Korea Południowa chce pomóc Polsce sfinansować zakup broni o wartości 22 miliardów dolarów - poinformowała agencja Reutera, powołując się na pięć osób zaznajomionych ze sprawą. W tym celu rząd w Seulu prowadzi rozmowy z lokalnymi bankami, które miałyby udzielić Polsce kredytu konsorcjalnego.
"Pięć lokalnych banków analizuje udzielenie kredytu konsorcjalnego jako środka wsparcia", aby pomóc Polsce sfinansować zakup południowokoreańskich systemów artylerii rakietowej i myśliwców - powiedział południowokoreański urzędnik państwowy, który chce zachować anonimowość.

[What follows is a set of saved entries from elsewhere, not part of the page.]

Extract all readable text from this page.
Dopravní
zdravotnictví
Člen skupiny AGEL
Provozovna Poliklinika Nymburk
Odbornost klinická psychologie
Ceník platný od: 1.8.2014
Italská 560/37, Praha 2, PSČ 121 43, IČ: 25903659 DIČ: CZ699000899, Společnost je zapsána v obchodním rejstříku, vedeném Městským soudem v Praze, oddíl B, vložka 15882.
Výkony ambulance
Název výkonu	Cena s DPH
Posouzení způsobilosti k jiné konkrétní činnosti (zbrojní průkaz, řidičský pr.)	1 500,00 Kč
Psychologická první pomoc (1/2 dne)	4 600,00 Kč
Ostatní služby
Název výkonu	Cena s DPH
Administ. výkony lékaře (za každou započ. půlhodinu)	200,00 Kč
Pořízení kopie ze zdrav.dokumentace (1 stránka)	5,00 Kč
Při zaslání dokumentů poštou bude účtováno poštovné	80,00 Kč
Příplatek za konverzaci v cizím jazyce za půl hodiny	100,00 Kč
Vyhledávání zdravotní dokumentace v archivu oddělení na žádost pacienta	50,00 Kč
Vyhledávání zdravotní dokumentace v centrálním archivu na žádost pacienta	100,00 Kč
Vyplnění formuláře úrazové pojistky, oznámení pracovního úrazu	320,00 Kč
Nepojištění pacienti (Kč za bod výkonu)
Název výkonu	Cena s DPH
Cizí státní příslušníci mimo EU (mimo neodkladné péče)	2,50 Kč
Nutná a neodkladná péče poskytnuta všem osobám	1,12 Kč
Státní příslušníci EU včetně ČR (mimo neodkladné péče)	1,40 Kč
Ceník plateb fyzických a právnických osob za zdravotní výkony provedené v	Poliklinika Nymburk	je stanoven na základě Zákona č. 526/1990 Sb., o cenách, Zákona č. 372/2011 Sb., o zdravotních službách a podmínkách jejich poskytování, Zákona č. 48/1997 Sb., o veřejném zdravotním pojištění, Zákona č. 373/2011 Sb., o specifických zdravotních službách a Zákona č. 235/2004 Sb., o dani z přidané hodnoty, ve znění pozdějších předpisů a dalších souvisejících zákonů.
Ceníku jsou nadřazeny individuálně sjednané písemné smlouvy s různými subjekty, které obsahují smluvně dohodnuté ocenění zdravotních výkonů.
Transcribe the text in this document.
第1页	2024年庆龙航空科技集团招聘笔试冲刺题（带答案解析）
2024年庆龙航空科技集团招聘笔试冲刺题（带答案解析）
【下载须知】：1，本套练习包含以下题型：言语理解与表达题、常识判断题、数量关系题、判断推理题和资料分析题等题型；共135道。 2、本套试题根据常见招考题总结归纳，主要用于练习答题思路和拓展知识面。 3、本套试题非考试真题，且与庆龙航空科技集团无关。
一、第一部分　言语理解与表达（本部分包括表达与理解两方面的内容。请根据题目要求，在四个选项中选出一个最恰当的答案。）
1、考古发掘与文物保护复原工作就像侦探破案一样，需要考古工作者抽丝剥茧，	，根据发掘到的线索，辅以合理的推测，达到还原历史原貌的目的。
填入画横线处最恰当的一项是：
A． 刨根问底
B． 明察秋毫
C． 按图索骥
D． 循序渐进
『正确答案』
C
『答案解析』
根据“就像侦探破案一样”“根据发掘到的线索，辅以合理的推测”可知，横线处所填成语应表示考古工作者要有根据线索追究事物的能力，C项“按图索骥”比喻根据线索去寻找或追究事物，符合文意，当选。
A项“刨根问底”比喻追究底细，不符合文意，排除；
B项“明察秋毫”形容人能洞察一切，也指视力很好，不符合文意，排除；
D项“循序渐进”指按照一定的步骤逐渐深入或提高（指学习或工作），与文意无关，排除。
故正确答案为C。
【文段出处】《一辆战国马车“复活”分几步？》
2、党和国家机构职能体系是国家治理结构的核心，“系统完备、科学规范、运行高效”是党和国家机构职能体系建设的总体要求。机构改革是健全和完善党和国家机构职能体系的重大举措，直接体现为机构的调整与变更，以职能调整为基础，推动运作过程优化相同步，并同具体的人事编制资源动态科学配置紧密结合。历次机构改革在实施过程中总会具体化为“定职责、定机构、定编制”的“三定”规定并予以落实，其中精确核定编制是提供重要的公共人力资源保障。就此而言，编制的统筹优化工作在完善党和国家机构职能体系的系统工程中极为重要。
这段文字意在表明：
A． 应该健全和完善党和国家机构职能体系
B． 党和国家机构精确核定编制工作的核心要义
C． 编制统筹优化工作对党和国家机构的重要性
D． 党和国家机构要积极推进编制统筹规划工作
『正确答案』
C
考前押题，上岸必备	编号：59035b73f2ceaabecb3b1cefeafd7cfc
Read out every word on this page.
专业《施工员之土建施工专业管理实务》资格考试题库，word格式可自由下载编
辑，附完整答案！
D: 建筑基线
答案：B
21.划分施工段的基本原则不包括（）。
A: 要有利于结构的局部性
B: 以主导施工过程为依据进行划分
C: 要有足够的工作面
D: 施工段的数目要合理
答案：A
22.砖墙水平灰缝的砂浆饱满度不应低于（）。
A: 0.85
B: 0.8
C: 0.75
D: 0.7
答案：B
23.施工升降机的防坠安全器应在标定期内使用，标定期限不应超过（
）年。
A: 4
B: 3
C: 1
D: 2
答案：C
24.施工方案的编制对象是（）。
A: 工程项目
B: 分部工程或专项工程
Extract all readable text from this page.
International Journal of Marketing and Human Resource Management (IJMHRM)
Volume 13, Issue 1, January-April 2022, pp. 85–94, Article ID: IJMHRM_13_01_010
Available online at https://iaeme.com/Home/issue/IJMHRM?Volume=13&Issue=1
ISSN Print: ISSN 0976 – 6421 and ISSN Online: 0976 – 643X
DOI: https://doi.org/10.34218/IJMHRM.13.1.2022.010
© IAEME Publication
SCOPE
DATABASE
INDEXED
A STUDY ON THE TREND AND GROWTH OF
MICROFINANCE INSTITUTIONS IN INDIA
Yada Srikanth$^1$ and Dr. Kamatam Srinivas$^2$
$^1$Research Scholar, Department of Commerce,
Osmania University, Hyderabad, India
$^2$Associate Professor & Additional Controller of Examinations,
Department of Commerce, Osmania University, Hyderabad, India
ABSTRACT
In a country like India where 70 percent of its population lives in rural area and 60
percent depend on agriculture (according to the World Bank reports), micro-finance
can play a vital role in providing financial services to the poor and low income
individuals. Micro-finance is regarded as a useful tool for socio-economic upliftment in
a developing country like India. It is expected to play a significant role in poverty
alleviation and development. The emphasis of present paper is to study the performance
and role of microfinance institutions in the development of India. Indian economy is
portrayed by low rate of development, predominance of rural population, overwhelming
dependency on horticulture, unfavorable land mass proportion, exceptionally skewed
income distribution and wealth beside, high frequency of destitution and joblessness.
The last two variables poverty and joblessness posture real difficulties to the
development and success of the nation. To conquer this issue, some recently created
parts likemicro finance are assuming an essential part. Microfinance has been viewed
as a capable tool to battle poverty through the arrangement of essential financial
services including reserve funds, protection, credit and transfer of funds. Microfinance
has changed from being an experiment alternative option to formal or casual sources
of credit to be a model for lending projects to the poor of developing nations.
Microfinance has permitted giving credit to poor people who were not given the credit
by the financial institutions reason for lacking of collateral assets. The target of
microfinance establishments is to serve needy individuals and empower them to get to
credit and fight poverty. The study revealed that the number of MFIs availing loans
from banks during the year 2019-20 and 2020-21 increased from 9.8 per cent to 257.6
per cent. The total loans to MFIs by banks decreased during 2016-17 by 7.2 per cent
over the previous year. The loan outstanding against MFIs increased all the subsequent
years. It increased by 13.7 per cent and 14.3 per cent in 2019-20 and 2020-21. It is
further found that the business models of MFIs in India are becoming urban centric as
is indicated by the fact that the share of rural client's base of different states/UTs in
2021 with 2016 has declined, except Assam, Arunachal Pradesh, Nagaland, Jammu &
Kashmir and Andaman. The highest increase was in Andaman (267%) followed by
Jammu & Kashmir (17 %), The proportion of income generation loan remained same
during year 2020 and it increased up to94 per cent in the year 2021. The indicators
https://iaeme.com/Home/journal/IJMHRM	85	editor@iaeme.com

Dwóch przedstawicieli południowokoreańskiej firmy zbrojeniowej potwierdziło plany udzielenia kredytu konsorcjalnego. Dwóch przedstawicieli południowokoreańskich banków również powiedziało o kredycie, ale nie określili jego rodzaju.
Polska chce zakupić sprzęt z Korei Południowej
Agencja Reutera zwróciła uwagę, że rząd w Seulu chce usunąć przeszkody finansowe, aby umożliwić obu krajom zawarcie największej umowy zbrojeniowej w historii Korei Południowej. Jej wartość jest szacowana na około 22,72 mld dolarów.
Południowokoreański urzędnik państwowy nie sprecyzował wielkości potencjalnego kredytu. Kredyt konsorcjalny jest udzielany przez grupę banków jednemu kredytobiorcy, często w celu sfinalizowania dużych transakcji.
Zdaniem przedstawicieli firmy zbrojeniowej, jeśli kredyt nie wystarczy, "mogą pojawić się inne środki finansowania".
Umowa i kłopoty z kredytem
Jak przypomniano, w ubiegłym roku Polska i Korea Południowa podpisały umowę zbrojeniową, na mocy której firmy Hyundai Rotem Co. i Hanwha Aerospace Co. mają dostarczyć do naszego kraju czołgi, haubice i myśliwce. Umowa była warta 13,7 mld dolarów. Była to jak do tej pory największa umowa zbrojeniowa w historii Korei Południowej.
W lipcu br. minister obrony narodowej Mariusz Błaszczak informował, że pierwsze dwa egzemplarze południowokoreańskich samolotów FA-50 dla polskiej armii są w Polsce. Z kolei pod koniec sierpnia do Polski dotarła pierwsza koreańska wyrzutnia rakietowa K239 Chunmoo.
Pod koniec lipca dziennik "Rzeczpospolita" napisała, że aż 100 mld zł łącznie ma wynieść kredyt zaciągany przez ministra Mariusza Błaszczaka na zakupy broni w Korei Południowej. Jak podano, pierwszy kredyt zaciągnięty przez polski rząd w bankach Korei Południowej był w wysokości ok. 36,8 mld zł (9,2 mld dol.). Tymi pieniędzmi minister obrony narodowej Mariusz Błaszczak chciał sfinansować większość gigantycznego zamówienia sprzętu wojskowego złożonego w Seulu w 2022 r.: 1000 czołgów, 600 haubic, ponad 280 dalekosiężnych zestawów rakietowych Chunmoo i 48 lekkich samolotów bojowych FA-50. "Tymczasem, z ustaleń dziennika 'The Korea Times' wynika, że Polska wystąpiła właśnie o kolejną pożyczkę, tym razem w wysokości ok. 62,5 mld zł (15,6 mld dol.)" - pisała wówczas "Rz".
Dziennik informował, że negocjacje trwają, ale nie tylko między polskim rządem a Seulem. Także między południowokoreańskimi bankami a tamtejszym rządem. "Bez podniesienia limitów udzielanych kredytów nie będzie komu sfinansować w Korei Południowej polskich zakupów. Te pierwsze były bowiem na tyle duże, że banki w Korei prawie wyczerpały swoje możliwości finansowania eksportu broni" - wyjaśniono.